We noticed that in the OpenSSL 'speed' test, there are direct calls to the cryptographic functions (e.g. RSA_sign/decrypt
, etc.). In order to fully utilize the HW capacity, multiple threads were needed (up to 128 threads) which load the card with requests and make sure the HW card is never idle.
We would like to use the high level OpenSSL API for handling SSL connections (e.g. SSL_connect/read/write/accept
), but this API doesn't expose the point where the actual cryptographic operation is done. For example, when calling SSL_connect
, we are not aware of the point where the RSA operations are done, and we don't know in advance which calls will lead to heavy cryptographic calculations and refer only those to the accelerator.
Questions:
- How can I use the high level API while still fully utilizing the HW accelerator? Should I use multiple threads?

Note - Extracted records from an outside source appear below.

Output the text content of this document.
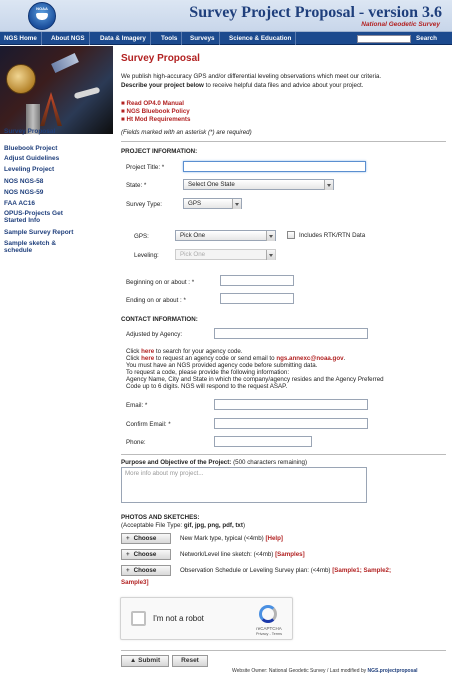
NOAA	Survey Project Proposal - version 3.6
National Geodetic Survey
NGS Home	About NGS	Data & Imagery	Tools	Surveys	Science & Education	Search
Survey Proposal
Bluebook Project
Adjust Guidelines
Leveling Project
NOS NGS-58
NOS NGS-59
FAA AC16
OPUS-Projects Get
Started Info
Sample Survey Report
Sample sketch &
schedule
Survey Proposal
We publish high-accuracy GPS and/or differential leveling observations which meet our criteria.
Describe your project below to receive helpful data files and advice about your project.
■ Read OP4.0 Manual
■ NGS Bluebook Policy
■ Ht Mod Requirements
(Fields marked with an asterisk (*) are required)
PROJECT INFORMATION:
Project Title: *
State: *	Select One State
Survey Type:	GPS
GPS:	Pick One	Includes RTK/RTN Data
Leveling:	Pick One
Beginning on or about : *
Ending on or about : *
CONTACT INFORMATION:
Adjusted by Agency:
Click here to search for your agency code.
Click here to request an agency code or send email to ngs.annexc@noaa.gov.
You must have an NGS provided agency code before submitting data.
To request a code, please provide the following information:
Agency Name, City and State in which the company/agency resides and the Agency Preferred
Code up to 6 digits. NGS will respond to the request ASAP.
Email: *
Confirm Email: *
Phone:
Purpose and Objective of the Project: (500 characters remaining)
More info about my project...
PHOTOS AND SKETCHES:
(Acceptable File Type: gif, jpg, png, pdf, txt)
+ Choose	New Mark type, typical (<4mb) [Help]
+ Choose	Network/Level line sketch: (<4mb) [Samples]
+ Choose	Observation Schedule or Leveling Survey plan: (<4mb) [Sample1; Sample2;
Sample3]
I'm not a robot
reCAPTCHA
Privacy - Terms
▲ Submit	Reset
Website Owner: National Geodetic Survey / Last modified by NGS.projectproposal
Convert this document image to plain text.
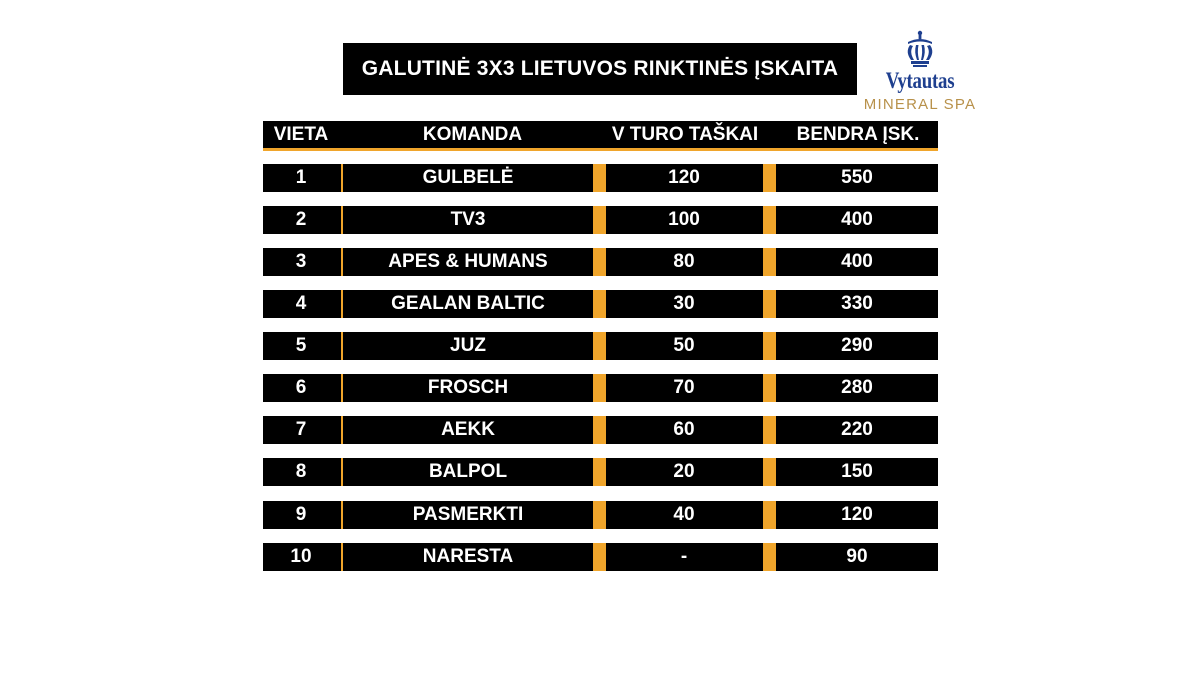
GALUTINĖ 3X3 LIETUVOS RINKTINĖS ĮSKAITA	Vytautas
MINERAL SPA
VIETA	KOMANDA	V TURO TAŠKAI	BENDRA ĮSK.
1	GULBELĖ	120	550
2	TV3	100	400
3	APES & HUMANS	80	400
4	GEALAN BALTIC	30	330
5	JUZ	50	290
6	FROSCH	70	280
7	AEKK	60	220
8	BALPOL	20	150
9	PASMERKTI	40	120
10	NARESTA	-	90
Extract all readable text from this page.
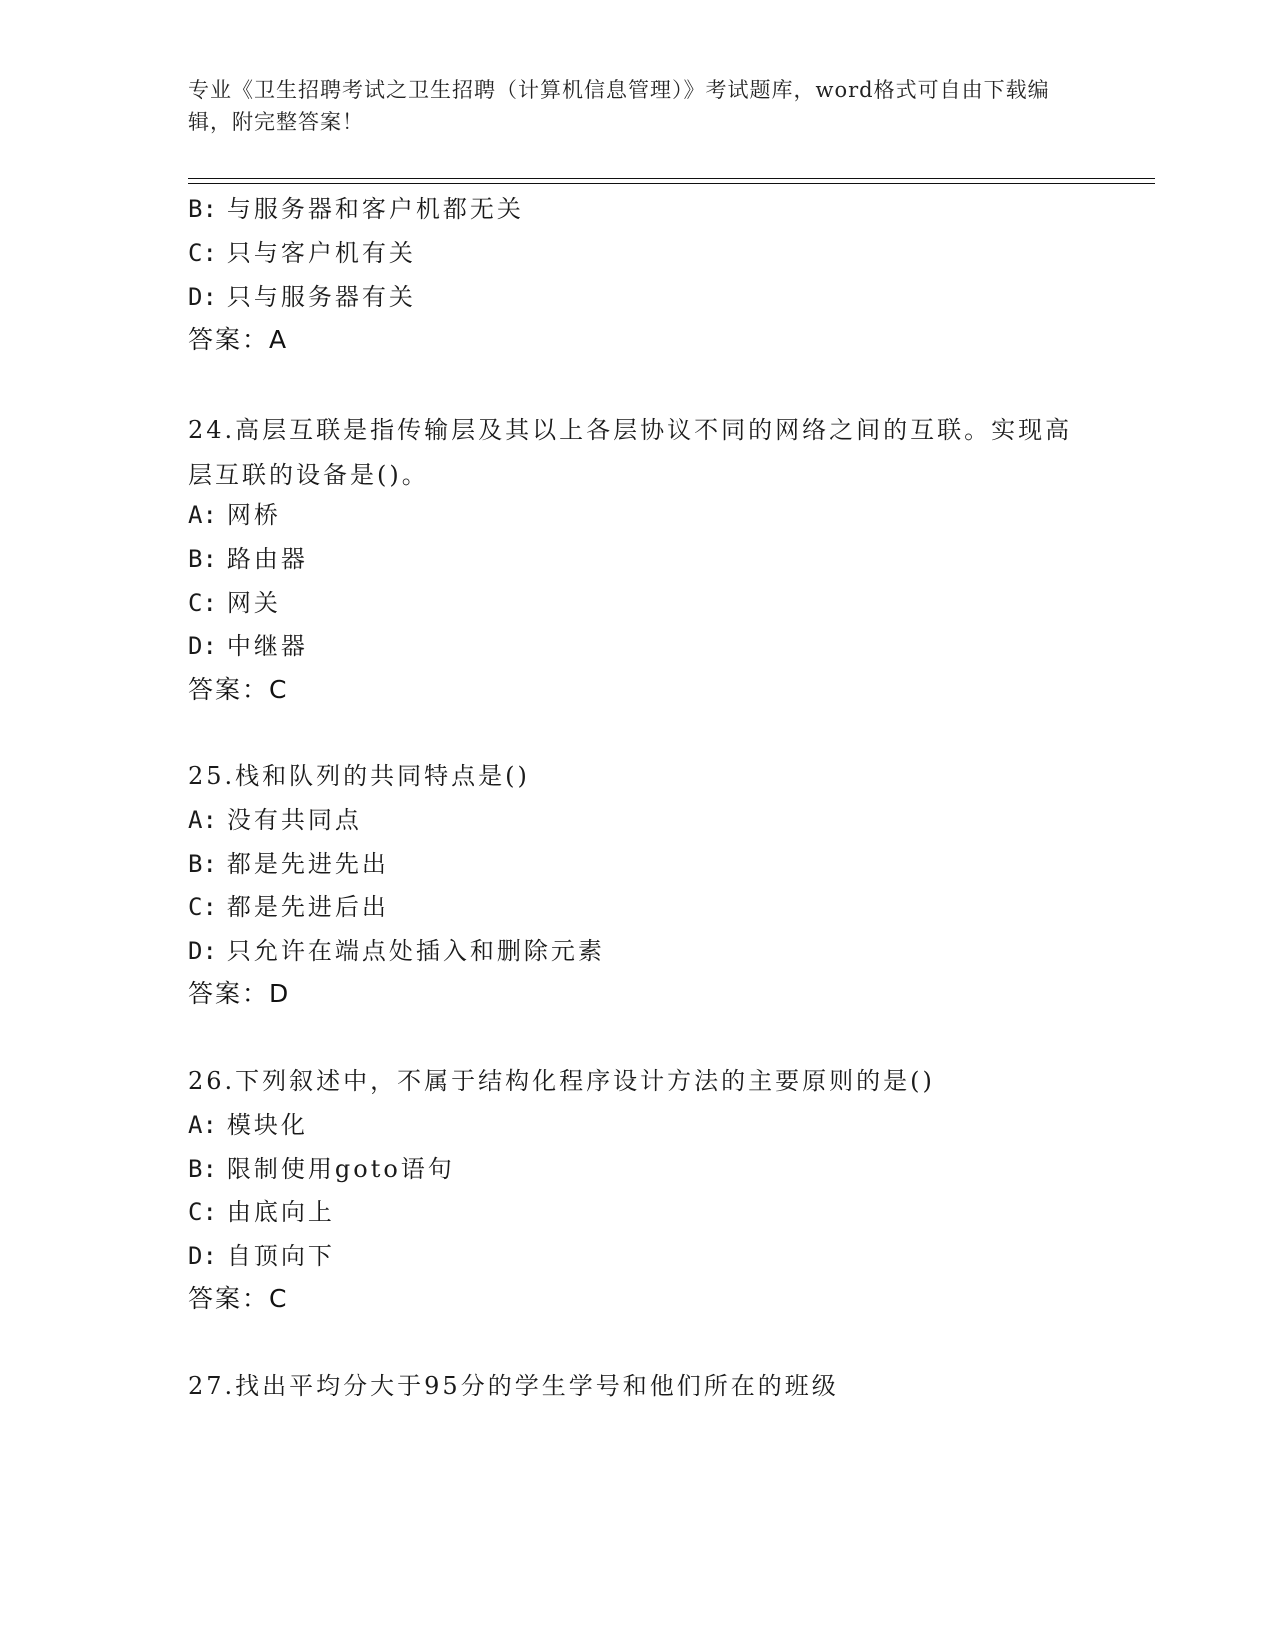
专业《卫生招聘考试之卫生招聘（计算机信息管理）》考试题库，word格式可自由下载编辑，附完整答案！
B: 与服务器和客户机都无关
C: 只与客户机有关
D: 只与服务器有关
答案：A
24.高层互联是指传输层及其以上各层协议不同的网络之间的互联。实现高层互联的设备是()。
A: 网桥
B: 路由器
C: 网关
D: 中继器
答案：C
25.栈和队列的共同特点是()
A: 没有共同点
B: 都是先进先出
C: 都是先进后出
D: 只允许在端点处插入和删除元素
答案：D
26.下列叙述中，不属于结构化程序设计方法的主要原则的是()
A: 模块化
B: 限制使用goto语句
C: 由底向上
D: 自顶向下
答案：C
27.找出平均分大于95分的学生学号和他们所在的班级
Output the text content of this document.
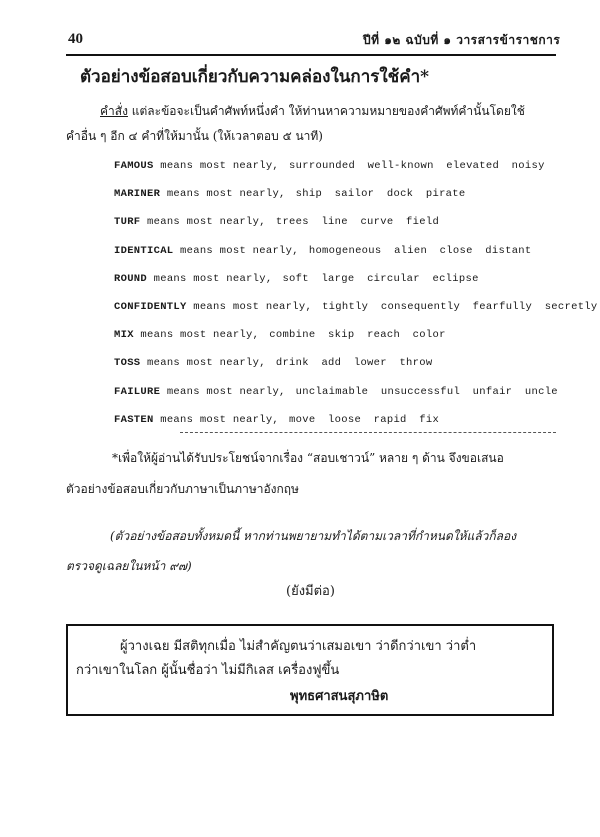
40	ปีที่ ๑๒ ฉบับที่ ๑ วารสารข้าราชการ
ตัวอย่างข้อสอบเกี่ยวกับความคล่องในการใช้คำ*
คำสั่ง แต่ละข้อจะเป็นคำศัพท์หนึ่งคำ ให้ท่านหาความหมายของคำศัพท์คำนั้นโดยใช้
คำอื่น ๆ อีก ๔ คำที่ให้มานั้น (ให้เวลาตอบ ๕ นาที)
FAMOUS means most nearly, surrounded well-known elevated noisy
MARINER means most nearly, ship sailor dock pirate
TURF means most nearly, trees line curve field
IDENTICAL means most nearly, homogeneous alien close distant
ROUND means most nearly, soft large circular eclipse
CONFIDENTLY means most nearly, tightly consequently fearfully secretly
MIX means most nearly, combine skip reach color
TOSS means most nearly, drink add lower throw
FAILURE means most nearly, unclaimable unsuccessful unfair uncle
FASTEN means most nearly, move loose rapid fix
*เพื่อให้ผู้อ่านได้รับประโยชน์จากเรื่อง “สอบเชาวน์” หลาย ๆ ด้าน จึงขอเสนอ
ตัวอย่างข้อสอบเกี่ยวกับภาษาเป็นภาษาอังกฤษ
(ตัวอย่างข้อสอบทั้งหมดนี้ หากท่านพยายามทำได้ตามเวลาที่กำหนดให้แล้วก็ลอง
ตรวจดูเฉลยในหน้า ๙๗)
(ยังมีต่อ)
ผู้วางเฉย มีสติทุกเมื่อ ไม่สำคัญตนว่าเสมอเขา ว่าดีกว่าเขา ว่าต่ำ
กว่าเขาในโลก ผู้นั้นชื่อว่า ไม่มีกิเลส เครื่องฟูขึ้น
พุทธศาสนสุภาษิต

- Is there a 'standard' way of doing this? (implementation example)
- (Answered in UPDATE) Are you familiar with Intel's asynchronous OpenSSL ? It seems that they were trying to solve this exact issue, but we cannot find the actual code or usage examples.
UPDATE
From Accelerating OpenSSL* Using Intel® QuickAssist Technology you can see, that Intel also mentions utilization of multiple threads/processes:
The standard release of OpenSSL is serial in nature, meaning it handles one connection within one context. From the point of view of cryptographic operations, the release is based on a synchronous/ blocking programming model. A major limitation is throughput can be scaled higher only by adding more threads (i.e., processes) to take advantage of core parallelization, but this will also increase context management overhead.
The Intel's OpenSSL branch is finally found here. More info can be found in pdf contained here.
It looks like Intel changed the way OpenSSL ENGINE works - it posts work to driver and immediately returns, while the corresponding result should be polled.
If you use other SSL accelerator, than corresponding OpenSSL ENGINE should be modified too.